Die Rebellen von Irland
Und als sich Schweigen über den Saal senkte – so gut das mit vierzig lustigen Gesellen, die bereits reichlich gegessen und getrunken haben, eben möglich ist –, intonierte er salbungsvoll die Worte:
»Dem glorreichen, frommen und unsterblichen Andenken des großen und guten Königs Wilhelm und natürlich Oliver Cromwell, der uns vor Papisterei, Sklaverei, Willkür, Blechgeld und hölzernen Schuhen gerettet hat. Möge uns nie ein Wilhelmit fehlen, der einem Jakobiten in den Arsch tritt! Und gepfiffen auf den Bischof von Cork! Und jeder, der nicht darauf trinkt, sei er nun Priester, Bischof, Dekan, Dudelsackpfeifer, Totengräber oder sonst ein Mitglied der Kirchenbruderschaft, soll vom Nordwind nach Süden und vom Westwind nach Osten geblasen werden! Wir wünschen ihm eine dunkle Nacht, eine Flaute auf See, einen peitschenden Sturm und ein leckes Boot, das ihn über den Styx trägt! Möge der Höllenhund Zerberus sich an seinem Rumpf laben und Pluto aus seinem Schädel eine Schnupftabaksdose machen; und möge der Teufel ihm mit einer glühenden Egge in den Rachen springen, mit jeder Spitze ein Gedärm heraustreiben und sein blankes Gerippe zur Hölle jagen!

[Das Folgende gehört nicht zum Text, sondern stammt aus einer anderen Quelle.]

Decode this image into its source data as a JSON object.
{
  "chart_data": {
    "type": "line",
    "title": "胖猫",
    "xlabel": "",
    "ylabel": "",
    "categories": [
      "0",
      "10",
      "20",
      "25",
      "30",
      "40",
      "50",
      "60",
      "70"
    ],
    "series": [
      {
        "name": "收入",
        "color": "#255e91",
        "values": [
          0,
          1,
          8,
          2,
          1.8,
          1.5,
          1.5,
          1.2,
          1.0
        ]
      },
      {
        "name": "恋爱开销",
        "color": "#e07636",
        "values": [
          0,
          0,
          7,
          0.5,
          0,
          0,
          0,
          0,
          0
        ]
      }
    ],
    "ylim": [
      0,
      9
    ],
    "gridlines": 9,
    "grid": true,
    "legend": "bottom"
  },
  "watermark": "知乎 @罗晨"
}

Amen! «
Die Sprache dieses Trinkspruchs sagte schon alles. Zur Hälfte Shakespeare-Englisch, zur Hälfte Predigt des siebzehnten Jahrhunderts: Er war protestantisch, antipapistisch, halb heidnisch und triumphal. Er war ernst gemeint, aber nicht zu ernst zu nehmen – natürlich nur, solange die freiheitsliebenden Protestanten auch weiterhin bequem auf ihrer Machtposition saßen. Der Spruch verkörperte das Dublin der Ascendancy.
»Amen!«, grölten sie alle. »Neun mal Neun!«
Und nun begann für alle, die es vertragen konnten, das eigentliche Trinkgelage.
Und als dieses in vollem Gange war, beging John MacGowan einen verhängnisvollen Fehler.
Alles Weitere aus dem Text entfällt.